Kulkarni concedes. While there are significant growth opportunities, some of the hiccups, like the availability of sufficient land at preferred locations, the ability to complete construction within timelines and within budget, on-time approvals from authorities, and connectivity, will be key factors in determining the success of ventures in the sector.

“For example, from the initiation of a data centre project to its going-live for commercial use, there are more than 50 approvals required.” A data centre, which otherwise can be launched in 15-18 months, may take up to 24-30 months due to multiple authorities for approvals, delays in getting clearances, and the complexity of these approvals.

CareEdge Ratings estimates that data centre capacity in India is expected to double to around 1,950 MW by 2026 from 877 MW in 2023, entailing a capital investment of ₹50,000 crore.

Digitisation followed by AI-led automation across different verticals like telecom, ecommerce, finance, content networks, social media, and applications will drive opportunities for data centres to store, train, and inferencing at the India-level.

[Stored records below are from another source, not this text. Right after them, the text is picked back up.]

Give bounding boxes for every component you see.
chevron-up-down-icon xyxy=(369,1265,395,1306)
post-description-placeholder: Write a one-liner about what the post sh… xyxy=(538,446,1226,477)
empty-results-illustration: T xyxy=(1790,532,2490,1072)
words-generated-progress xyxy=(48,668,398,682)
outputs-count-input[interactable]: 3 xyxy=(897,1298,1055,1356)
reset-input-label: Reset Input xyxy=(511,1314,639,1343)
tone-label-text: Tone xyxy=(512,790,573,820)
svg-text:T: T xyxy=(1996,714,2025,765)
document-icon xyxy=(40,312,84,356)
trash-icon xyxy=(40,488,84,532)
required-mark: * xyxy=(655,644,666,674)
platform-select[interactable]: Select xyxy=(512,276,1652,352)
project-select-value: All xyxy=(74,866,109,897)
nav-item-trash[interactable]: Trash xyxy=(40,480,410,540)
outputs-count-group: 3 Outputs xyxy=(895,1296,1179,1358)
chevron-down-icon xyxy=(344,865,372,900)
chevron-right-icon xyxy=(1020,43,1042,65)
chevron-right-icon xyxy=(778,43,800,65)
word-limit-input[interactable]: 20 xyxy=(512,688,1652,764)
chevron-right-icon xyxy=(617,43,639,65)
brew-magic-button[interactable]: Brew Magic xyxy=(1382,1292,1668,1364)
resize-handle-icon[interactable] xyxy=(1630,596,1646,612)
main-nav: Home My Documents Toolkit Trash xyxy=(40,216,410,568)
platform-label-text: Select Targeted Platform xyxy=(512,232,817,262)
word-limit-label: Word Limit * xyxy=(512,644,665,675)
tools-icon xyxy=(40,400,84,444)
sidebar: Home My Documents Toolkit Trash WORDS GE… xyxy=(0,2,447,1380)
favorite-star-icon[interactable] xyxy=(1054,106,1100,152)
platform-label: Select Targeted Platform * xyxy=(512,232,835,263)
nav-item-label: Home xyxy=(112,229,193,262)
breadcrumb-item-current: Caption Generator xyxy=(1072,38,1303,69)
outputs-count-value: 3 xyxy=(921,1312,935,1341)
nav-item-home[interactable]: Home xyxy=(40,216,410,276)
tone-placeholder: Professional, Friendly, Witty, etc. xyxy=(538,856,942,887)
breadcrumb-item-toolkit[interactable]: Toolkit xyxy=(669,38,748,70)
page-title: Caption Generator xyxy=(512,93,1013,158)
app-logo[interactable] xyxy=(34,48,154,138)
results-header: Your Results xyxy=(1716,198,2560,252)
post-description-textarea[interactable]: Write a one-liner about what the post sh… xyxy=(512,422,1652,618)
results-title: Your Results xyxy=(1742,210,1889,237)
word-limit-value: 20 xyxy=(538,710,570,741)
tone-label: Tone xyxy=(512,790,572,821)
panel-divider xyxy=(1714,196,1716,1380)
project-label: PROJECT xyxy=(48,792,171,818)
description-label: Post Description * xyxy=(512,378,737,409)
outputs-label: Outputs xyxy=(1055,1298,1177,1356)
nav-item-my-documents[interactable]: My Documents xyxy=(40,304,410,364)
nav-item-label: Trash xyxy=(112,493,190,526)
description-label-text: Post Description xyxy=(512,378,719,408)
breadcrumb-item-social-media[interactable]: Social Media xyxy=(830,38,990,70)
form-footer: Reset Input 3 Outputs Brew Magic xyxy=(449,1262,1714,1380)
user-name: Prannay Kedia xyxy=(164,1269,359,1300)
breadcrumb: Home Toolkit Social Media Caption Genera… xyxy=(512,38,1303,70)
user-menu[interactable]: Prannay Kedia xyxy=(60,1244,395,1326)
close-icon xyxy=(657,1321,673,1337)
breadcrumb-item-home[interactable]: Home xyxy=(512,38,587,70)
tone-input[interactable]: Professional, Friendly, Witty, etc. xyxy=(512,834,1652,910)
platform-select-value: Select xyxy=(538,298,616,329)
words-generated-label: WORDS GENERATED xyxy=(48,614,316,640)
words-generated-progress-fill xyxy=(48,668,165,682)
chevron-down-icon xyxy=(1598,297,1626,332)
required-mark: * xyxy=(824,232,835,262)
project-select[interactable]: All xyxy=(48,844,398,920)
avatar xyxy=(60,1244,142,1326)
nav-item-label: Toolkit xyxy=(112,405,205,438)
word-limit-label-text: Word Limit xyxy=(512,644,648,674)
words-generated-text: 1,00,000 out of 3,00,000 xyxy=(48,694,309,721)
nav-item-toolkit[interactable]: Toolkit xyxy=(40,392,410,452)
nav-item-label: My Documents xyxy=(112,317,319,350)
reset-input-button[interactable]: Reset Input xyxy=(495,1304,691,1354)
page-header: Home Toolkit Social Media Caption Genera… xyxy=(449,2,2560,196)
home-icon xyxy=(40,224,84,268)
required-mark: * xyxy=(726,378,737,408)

In terms of the sheer capacity and infrastructure to store and process the data, AI models warrant significant energy, which could soon be the bottleneck as power or energy is still a scarce resource, explains Neil Shah, vice president of Counterpoint Research.

Demand for AI chips will increase in the next couple of years in areas such as AI for cybersecurity, 5G telecom networks, social media, startups, banks, and more.

“Science and space research would also be niche verticals looking for advanced chips to build on the foundational models such as Meta Llama2, Mistral, or OpenAI,” adds Shah.

Meanwhile, Gupta is preparing to take the first batch of 4,000 AI chips live in June. For a change, India is not lagging in getting its hands on the most powerful chips. It will now boil down to keeping the momentum going.